HP and Its New IDOL Categorizer

January 1, 2014

I read “Analytics for Human Information: Optimize Information Categorization with HP IDOL.” I noticed that HP did not reference the original reference to the 1998 categorization technology in its write up. From my point of view, news about something developed 15 years ago and referenced in subsequent Autonomy collateral is not something fresh to me. In fact, presenting the categorizer as something “amazing” suggests a superficial grasp of the history of IDOL technology which dates from the late 1980s and early 1990s. It is fascinating how some “experts” in content processing reinvent the wheel and display their intellectual process in such an amusing way. Is it possible to fool oneself and others? Remarkable.

Update, January 1, 2014, 11 am Eastern:

Hewlett Packard is publicizing IDOL’s automatic categorization capability. As a point of fact, this function has been available for 15 years. Here’s a description from a 2001 Autonomy IDOL Server Technical Brief, 2001.

DOL server can automatically categorize data with no requirement for manual input whatsoever.
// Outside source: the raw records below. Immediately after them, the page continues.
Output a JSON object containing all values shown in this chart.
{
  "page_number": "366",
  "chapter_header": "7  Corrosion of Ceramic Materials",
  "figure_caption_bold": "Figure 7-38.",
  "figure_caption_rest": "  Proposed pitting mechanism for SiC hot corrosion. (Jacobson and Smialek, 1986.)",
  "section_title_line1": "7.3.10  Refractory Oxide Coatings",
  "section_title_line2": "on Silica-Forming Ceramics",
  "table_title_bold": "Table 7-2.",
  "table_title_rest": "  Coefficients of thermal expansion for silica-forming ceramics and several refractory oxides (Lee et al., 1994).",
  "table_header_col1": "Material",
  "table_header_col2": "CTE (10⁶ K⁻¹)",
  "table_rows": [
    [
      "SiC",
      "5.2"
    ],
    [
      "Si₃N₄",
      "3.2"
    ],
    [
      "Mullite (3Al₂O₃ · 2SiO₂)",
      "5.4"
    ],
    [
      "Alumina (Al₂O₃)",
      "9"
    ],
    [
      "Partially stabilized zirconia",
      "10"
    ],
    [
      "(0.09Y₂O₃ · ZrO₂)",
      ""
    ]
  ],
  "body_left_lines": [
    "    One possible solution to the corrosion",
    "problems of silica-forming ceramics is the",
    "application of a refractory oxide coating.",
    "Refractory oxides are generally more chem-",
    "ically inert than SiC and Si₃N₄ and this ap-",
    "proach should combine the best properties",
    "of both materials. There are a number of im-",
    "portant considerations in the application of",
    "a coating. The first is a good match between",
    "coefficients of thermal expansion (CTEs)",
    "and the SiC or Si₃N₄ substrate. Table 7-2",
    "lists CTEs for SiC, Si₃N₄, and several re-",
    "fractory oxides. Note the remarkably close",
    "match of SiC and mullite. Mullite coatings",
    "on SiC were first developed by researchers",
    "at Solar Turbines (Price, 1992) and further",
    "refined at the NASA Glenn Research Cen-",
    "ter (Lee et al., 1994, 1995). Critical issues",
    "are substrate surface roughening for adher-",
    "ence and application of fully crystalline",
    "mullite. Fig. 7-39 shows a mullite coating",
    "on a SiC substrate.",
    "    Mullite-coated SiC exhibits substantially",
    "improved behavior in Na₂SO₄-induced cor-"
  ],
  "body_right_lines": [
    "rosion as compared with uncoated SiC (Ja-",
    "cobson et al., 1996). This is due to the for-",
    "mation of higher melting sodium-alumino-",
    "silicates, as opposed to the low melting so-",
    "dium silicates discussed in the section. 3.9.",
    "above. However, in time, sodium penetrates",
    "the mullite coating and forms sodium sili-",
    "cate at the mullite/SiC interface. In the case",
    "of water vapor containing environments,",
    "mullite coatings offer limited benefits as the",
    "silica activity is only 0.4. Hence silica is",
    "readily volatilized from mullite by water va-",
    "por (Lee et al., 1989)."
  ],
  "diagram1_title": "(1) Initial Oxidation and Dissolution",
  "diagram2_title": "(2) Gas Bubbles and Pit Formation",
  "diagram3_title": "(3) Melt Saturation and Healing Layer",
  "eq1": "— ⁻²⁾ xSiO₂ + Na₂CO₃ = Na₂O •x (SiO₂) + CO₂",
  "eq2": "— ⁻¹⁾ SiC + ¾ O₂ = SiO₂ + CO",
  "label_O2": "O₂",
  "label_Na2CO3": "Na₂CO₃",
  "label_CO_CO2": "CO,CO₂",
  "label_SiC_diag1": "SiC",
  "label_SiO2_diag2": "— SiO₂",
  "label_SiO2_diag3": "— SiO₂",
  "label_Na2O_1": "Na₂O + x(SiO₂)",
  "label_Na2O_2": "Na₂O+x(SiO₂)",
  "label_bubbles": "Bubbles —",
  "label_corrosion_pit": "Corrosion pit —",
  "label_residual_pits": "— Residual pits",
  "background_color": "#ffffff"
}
The flexibility of Autonomy’s Categorization feature allows you to precisely derive categories using concepts found within unstructured text. This ensures that all data is classified in the correct context with the utmost accuracy. Autonomy’s Categorization feature is a completely scalable solution capable of handling
high volumes of information with extreme accuracy and total consistency. Rather than relying on rigid rule based category definitions such as Legacy Keyword and Boolean Operators, Autonomy’s infrastructure relies on an elegant pattern matching process based on concepts to categorize documents and automatically insert tag data sets, route content or alert users to highly relevant information pertinent to the users profile. This highly efficient process means that Autonomy is able to categorize upwards of four million documents in 24 hours per CPU instance, that’s approximately one document, every 25 milliseconds. Autonomy hooks into virtually all repositories and data formats respecting all security and access entitlements, delivering complete reliability. IDOL server accepts a category or piece of content and returns categories ranked by conceptual similarity. This determines for which categories the piece of content is most appropriate, so that the piece of content can subsequently be tagged, routed or filed accordingly.
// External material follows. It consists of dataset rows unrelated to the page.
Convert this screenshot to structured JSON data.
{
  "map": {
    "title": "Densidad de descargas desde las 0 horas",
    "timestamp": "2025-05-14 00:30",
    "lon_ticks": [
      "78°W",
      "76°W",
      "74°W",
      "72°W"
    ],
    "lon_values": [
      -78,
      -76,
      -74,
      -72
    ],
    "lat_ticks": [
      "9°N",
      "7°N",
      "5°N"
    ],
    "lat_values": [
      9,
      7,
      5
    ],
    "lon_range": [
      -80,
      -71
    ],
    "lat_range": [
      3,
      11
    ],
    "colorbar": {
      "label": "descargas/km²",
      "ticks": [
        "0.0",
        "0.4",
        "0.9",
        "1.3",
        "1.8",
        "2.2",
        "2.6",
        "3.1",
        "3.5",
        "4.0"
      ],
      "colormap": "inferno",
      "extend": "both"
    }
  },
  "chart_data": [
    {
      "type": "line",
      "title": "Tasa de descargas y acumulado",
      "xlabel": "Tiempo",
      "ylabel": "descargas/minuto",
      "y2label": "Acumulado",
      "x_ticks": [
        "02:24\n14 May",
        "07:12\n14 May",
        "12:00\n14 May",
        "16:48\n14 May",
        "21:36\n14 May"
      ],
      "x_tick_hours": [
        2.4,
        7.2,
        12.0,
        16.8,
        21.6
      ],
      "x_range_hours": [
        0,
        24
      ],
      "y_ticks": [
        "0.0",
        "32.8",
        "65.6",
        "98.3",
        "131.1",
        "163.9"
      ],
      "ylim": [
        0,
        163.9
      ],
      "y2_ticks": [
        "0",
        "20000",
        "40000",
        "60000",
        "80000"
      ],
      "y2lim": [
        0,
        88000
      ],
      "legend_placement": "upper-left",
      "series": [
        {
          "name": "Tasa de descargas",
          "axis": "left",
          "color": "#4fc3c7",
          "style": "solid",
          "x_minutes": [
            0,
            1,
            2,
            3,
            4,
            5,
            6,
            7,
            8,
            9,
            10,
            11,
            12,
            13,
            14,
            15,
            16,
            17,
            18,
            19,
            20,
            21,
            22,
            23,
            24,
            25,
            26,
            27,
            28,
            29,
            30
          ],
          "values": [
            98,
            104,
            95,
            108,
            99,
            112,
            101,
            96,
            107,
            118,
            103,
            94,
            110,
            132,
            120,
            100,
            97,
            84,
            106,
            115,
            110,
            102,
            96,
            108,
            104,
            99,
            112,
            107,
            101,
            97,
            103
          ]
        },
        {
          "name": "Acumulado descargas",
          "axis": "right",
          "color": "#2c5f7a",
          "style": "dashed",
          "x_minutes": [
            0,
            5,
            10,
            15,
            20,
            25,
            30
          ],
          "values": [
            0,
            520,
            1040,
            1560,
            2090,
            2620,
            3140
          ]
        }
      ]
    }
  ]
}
Stephen E Arnold, January 1, 2014

Comments

One Response to “HP and Its New IDOL Categorizer”

  1. Paul T. Jackson on January 2nd, 2014 12:30 pm

    Of course some of the search people are advocating what used to be known as Portals…now named something else (I forget what the book said)…pretty much the same thing. I guess this means we won’t need taxonomists any longer, or taxonomy dictionaries. I wonder if that means it can tell between drums and drums as in percussion or drum parts (hardware, accessories, etc.) It would be a real discovery for some of the music instrument dealer sites whose search engines should give up and use Google.
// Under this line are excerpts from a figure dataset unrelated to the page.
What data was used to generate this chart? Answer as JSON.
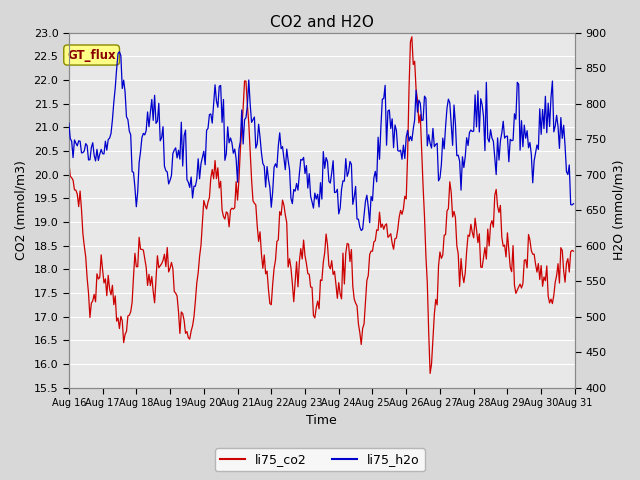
{
  "title": "CO2 and H2O",
  "xlabel": "Time",
  "ylabel_left": "CO2 (mmol/m3)",
  "ylabel_right": "H2O (mmol/m3)",
  "ylim_left": [
    15.5,
    23.0
  ],
  "ylim_right": [
    400,
    900
  ],
  "xlim": [
    0,
    360
  ],
  "x_tick_labels": [
    "Aug 16",
    "Aug 17",
    "Aug 18",
    "Aug 19",
    "Aug 20",
    "Aug 21",
    "Aug 22",
    "Aug 23",
    "Aug 24",
    "Aug 25",
    "Aug 26",
    "Aug 27",
    "Aug 28",
    "Aug 29",
    "Aug 30",
    "Aug 31"
  ],
  "x_tick_positions": [
    0,
    24,
    48,
    72,
    96,
    120,
    144,
    168,
    192,
    216,
    240,
    264,
    288,
    312,
    336,
    360
  ],
  "co2_color": "#cc0000",
  "h2o_color": "#0000cc",
  "legend_label": "GT_flux",
  "legend_text_color": "#880000",
  "legend_bg_color": "#ffff88",
  "series_labels": [
    "li75_co2",
    "li75_h2o"
  ],
  "background_color": "#d8d8d8",
  "plot_bg_color": "#e8e8e8",
  "grid_color": "#ffffff",
  "title_fontsize": 11,
  "axis_label_fontsize": 9,
  "tick_fontsize": 8
}
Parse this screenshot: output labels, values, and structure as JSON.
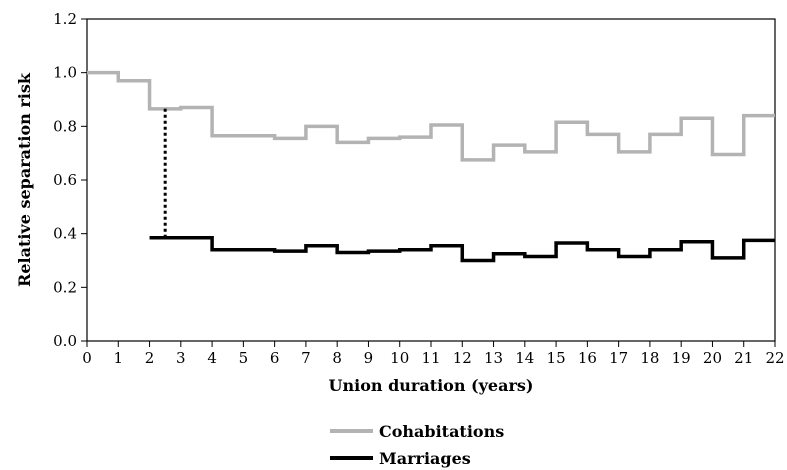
{
  "chart_data": {
    "type": "line",
    "step": true,
    "title": "",
    "xlabel": "Union duration  (years)",
    "ylabel": "Relative separation risk",
    "xlim": [
      0,
      22
    ],
    "ylim": [
      0,
      1.2
    ],
    "x_ticks": [
      "0",
      "1",
      "2",
      "3",
      "4",
      "5",
      "6",
      "7",
      "8",
      "9",
      "10",
      "11",
      "12",
      "13",
      "14",
      "15",
      "16",
      "17",
      "18",
      "19",
      "20",
      "21",
      "22"
    ],
    "y_ticks": [
      "0.0",
      "0.2",
      "0.4",
      "0.6",
      "0.8",
      "1.0",
      "1.2"
    ],
    "grid": false,
    "legend_position": "bottom",
    "series": [
      {
        "name": "Cohabitations",
        "color": "#b3b3b3",
        "x_start": [
          0,
          1,
          2,
          3,
          4,
          5,
          6,
          7,
          8,
          9,
          10,
          11,
          12,
          13,
          14,
          15,
          16,
          17,
          18,
          19,
          20,
          21
        ],
        "values": [
          1.0,
          0.97,
          0.865,
          0.87,
          0.765,
          0.765,
          0.755,
          0.8,
          0.74,
          0.755,
          0.76,
          0.805,
          0.675,
          0.73,
          0.705,
          0.815,
          0.77,
          0.705,
          0.77,
          0.83,
          0.695,
          0.84
        ]
      },
      {
        "name": "Marriages",
        "color": "#000000",
        "x_start": [
          2,
          3,
          4,
          5,
          6,
          7,
          8,
          9,
          10,
          11,
          12,
          13,
          14,
          15,
          16,
          17,
          18,
          19,
          20,
          21
        ],
        "values": [
          0.385,
          0.385,
          0.34,
          0.34,
          0.335,
          0.355,
          0.33,
          0.335,
          0.34,
          0.355,
          0.3,
          0.325,
          0.315,
          0.365,
          0.34,
          0.315,
          0.34,
          0.37,
          0.31,
          0.375
        ]
      }
    ],
    "annotations": [
      {
        "type": "dotted-line",
        "x": 2.5,
        "y_from": 0.385,
        "y_to": 0.87
      }
    ]
  }
}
    Back in the late 1990s, Autonomy the British Company (before it sold out) was supporting a program called Autonomy which would search the client computer and the net at the same time. It was pretty slow on the PC, and they stopped supporting it, which is a shame. Later someone had a plug in for Outlook called Lookout that was able to search not only emails, but the entire client machine…and it was fast. Then it was also dumped.

    I wonder why these good things that seem to work keep getting buried and bumped from the scene. Maybe IDOL has come back and works better than what we have now.